Une belle et juste consécration

Anne-Lise Grobéty reçoit à Pully le prix littéraire le plus prestigieux de l'aire romande.
La distinction n'a rien d'une momification et honore une femme de coeur.

Anne-Lise Grobéty est entrée en littérature il y a plus de trente ans de ça, en même temps que Jean-Marc Lovay avec lequel elle partagea le Prix Georges-Nicole 1969, pour un livre bref et incisif, écrit entre 18 et 19 ans et manifestant d'emblée la double et claire évidence d'une nécessité intérieure profonde et d'une écriture de styliste.
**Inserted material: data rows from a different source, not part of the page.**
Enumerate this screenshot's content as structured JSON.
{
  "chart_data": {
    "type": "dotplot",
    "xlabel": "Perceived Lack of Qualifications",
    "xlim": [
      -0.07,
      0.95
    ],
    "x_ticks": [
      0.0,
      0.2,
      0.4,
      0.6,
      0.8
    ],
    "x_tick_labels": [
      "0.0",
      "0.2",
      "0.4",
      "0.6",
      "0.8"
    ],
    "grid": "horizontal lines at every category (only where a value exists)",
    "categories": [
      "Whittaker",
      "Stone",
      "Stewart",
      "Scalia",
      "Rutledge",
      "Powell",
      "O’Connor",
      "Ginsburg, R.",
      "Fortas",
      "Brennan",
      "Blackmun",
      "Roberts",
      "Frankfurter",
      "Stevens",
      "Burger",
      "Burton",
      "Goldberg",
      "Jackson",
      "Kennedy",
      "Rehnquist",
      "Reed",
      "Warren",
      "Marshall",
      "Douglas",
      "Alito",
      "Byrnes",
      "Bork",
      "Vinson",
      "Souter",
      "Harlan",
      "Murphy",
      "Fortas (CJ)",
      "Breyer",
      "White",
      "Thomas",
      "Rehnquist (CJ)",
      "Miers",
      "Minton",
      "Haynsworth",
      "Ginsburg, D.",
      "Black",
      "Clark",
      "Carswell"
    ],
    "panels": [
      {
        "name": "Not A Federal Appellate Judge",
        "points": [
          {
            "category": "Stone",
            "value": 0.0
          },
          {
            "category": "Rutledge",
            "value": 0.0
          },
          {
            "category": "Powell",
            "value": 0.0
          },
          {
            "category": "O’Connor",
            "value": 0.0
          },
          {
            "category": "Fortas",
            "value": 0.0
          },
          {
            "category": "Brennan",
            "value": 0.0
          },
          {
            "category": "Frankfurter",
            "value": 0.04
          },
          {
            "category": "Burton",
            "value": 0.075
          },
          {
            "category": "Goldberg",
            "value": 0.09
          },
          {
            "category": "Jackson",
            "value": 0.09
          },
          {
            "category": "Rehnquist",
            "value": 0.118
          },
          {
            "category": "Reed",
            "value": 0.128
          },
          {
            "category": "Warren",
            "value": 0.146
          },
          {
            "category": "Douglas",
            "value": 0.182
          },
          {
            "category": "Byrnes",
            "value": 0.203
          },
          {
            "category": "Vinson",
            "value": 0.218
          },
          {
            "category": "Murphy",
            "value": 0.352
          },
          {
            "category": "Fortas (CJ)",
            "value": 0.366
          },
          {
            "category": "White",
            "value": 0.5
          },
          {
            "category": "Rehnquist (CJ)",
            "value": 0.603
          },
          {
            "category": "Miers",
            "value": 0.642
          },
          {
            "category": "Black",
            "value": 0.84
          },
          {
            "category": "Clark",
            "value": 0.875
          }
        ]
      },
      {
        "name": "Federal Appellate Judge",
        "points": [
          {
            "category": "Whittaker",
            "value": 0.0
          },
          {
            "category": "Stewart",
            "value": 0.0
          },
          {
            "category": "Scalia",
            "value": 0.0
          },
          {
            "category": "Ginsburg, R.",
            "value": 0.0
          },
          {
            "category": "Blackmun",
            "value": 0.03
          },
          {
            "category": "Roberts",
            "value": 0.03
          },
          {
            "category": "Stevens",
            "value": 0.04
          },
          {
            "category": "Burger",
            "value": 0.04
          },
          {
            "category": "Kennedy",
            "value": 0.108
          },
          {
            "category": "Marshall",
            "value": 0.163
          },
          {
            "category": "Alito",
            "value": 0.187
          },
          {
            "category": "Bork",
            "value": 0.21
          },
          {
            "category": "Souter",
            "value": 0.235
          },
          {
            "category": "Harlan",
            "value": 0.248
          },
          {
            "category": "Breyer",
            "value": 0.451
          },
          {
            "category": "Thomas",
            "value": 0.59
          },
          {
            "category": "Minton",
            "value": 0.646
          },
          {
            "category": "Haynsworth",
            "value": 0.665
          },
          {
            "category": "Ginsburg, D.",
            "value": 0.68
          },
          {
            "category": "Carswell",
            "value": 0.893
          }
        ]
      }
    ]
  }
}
Depuis Pour mourir en février (Cahiers de la Renaissance vaudoise, 1970), cinq autres livres substantiels, entre autres poèmes et textes annexes, ont amplement confirmé ces qualités initiales et se sont constitués en oeuvre cohérente et variée, tant par leurs thèmes, affirmant l'identité féminine dans la nouvelle littérature d'après 68, que par leur modulation "musicale". A cet égard, Anne-Lise Grobéty s'est inscrite dan la double filiation d'Alice Rivaz (premier Grand Prix Ramuz attribué à une femme), qui traça vigoureusement le sillon de l'expression féminine (sinon féministe) dans notre sol littéraire, et de S. Corinna Bille, pour la chatoyance et la musicalité de sa prose.

Une lente maturation

Après la révélation de Pour mourir en février, qui abordait une première fois le thème de la difficulté de vivre d'une très jeune femme, dans un climat psychologique marqué par la confusion des sentiments, Anne-Lise Grobéty publia, en 1975, un gros roman, Zéro positif (Editions Galland), tournant également autour du thème de la crise existentielle d'une femme refusant la maternité et se défiant de toute action concrète, notamment politique (alors que la romancière, elle, siégeait au Grand Conseil neuchâtelois au titre de députée socialiste), et se réfugiant dans l'alcool et la solitude. Marqué par les tentatives expérimentales d'une écriture novatrice (qui, paradoxalement, datent peut-être le plus), ce livre affirmait du moins une ambition exigeante et une position fortement ancrée dans le temps présent, proche à cet égard des ouvrages d'une Anne Cuneo.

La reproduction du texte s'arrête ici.